The Revolution Summer scene, the first community to be burdened with the label “emo” was a particular exemplary of the feat of flexibility. Some ideological and musical characteristics were shared, but the common bond over strengthening the community beyond the rigidity that defeated DC’s hardcore scene was stronger than any detrimentally-inclined tag. The acts that followed in the footsteps of the broken-up Revolution Summer acts continued to build on the ideas of community, welcoming other individual-thinkers into their world, and emiting a new crop of bands that did little to conform to any standards. Groups like Fugazi, Nation of Ulysses, Shudder To Think, Jawbox, and a host of others opened up the interpretations of the local “emo” sound to distinctly new possibilities. And others flocked to their community.

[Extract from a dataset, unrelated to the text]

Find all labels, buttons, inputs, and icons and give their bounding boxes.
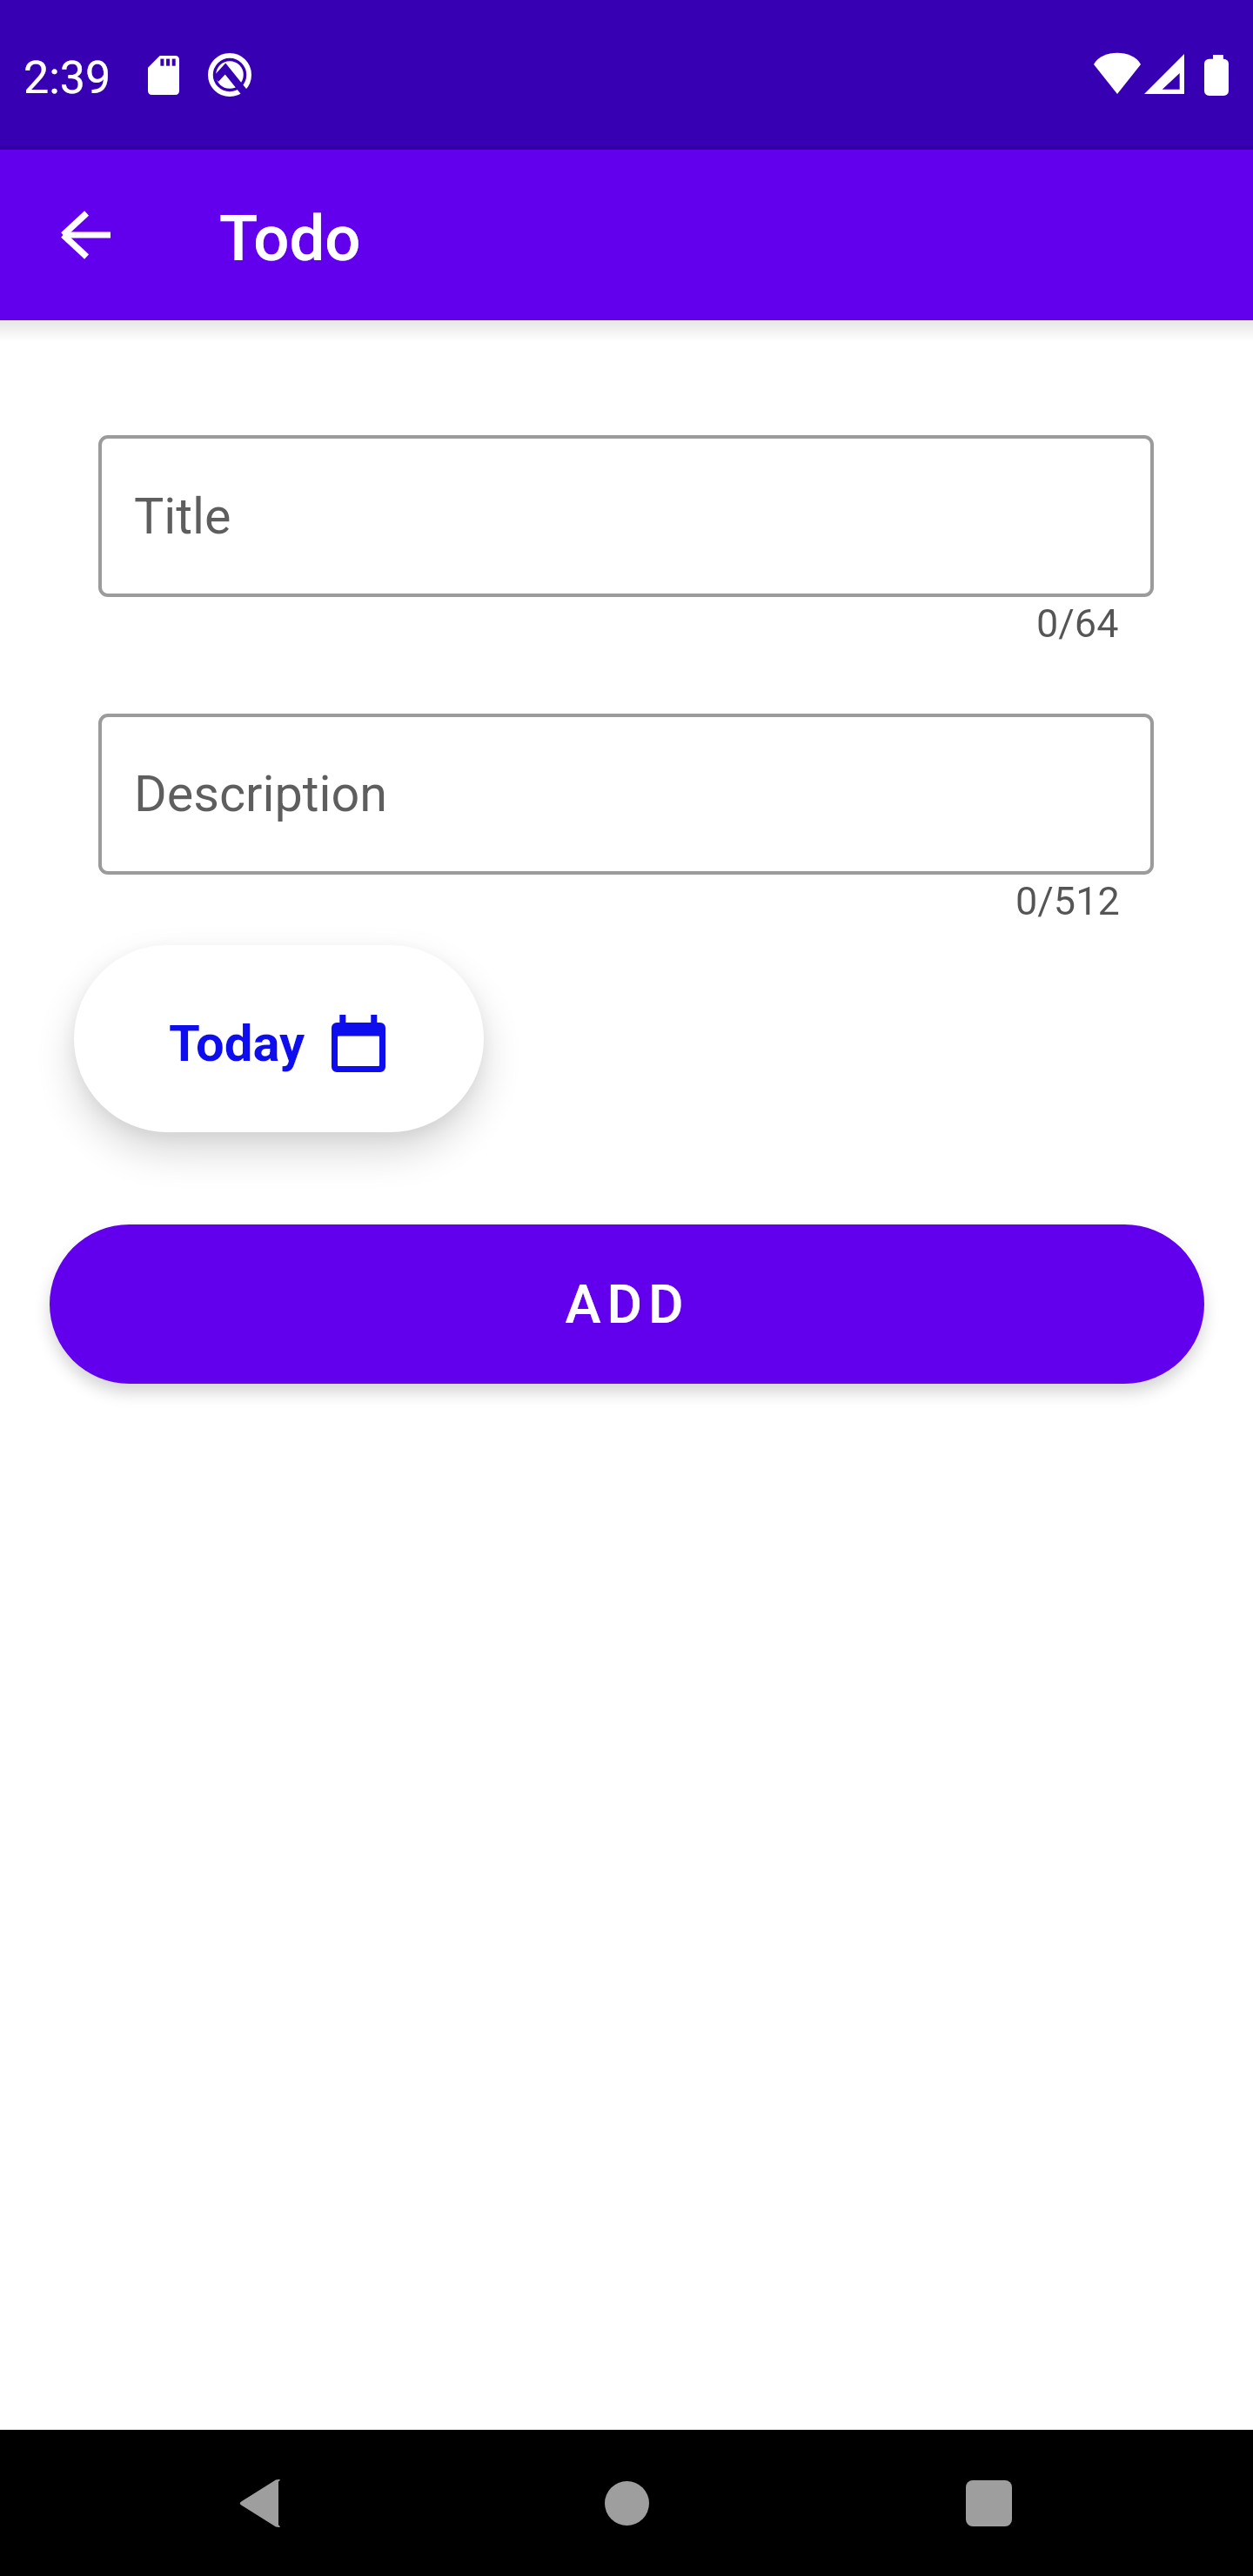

Bikini Kill, though not emo, left the West Coast for DC, while Dischord welcomed Baltimore’s Lungfish in with open arms (quite a feat considering that Dischord was meant to be a forum for only DC acts).

With the breakthrough of alternative music into the mainstream, the emo acts of DC formed connections with others across America through correspondence, touring, and even producing; Jawbox’s J Robbins was a primary producer of many well-known 2nd wave emo acts. As the ideological, aesthetic, and musical aspects of emo spread around the country, tight bonds were formed by dis-separate acts throughout the Mid West. Those who form the core of 2nd wave emo acts  – The Promise Ring, Jimmy Eat World, Mineral, Christie Front Drive, etc – were all connected through friendship rather than sharing three chords.

Even today, when emo has lost a lot of its elasticity of definition due to stereotypes, community is as an important aspect as ever. Acts bond through touring (such as playing together on Warped Tour), shared record labels (Vagrant, Fueled By Ramen), a communal upbringing (such as Thursday and numerous other acts who honed their sound in New Jersey basements), and friendship (be it Thursday and My Chemical Romance or Fall Out Boy and Panic! At The Disco). Community is the strongest bond of the most-creative (and often times, successful) emo acts. Those bands looking to take advantage of a currently-popular, commercially-consumed genre tend to bring out the worst in emo. But it’s community that has allowed emo to continue to thrive and survive to this day, and it’s community that will continue to drive some of the most ingenious and forward-thinking musical movements.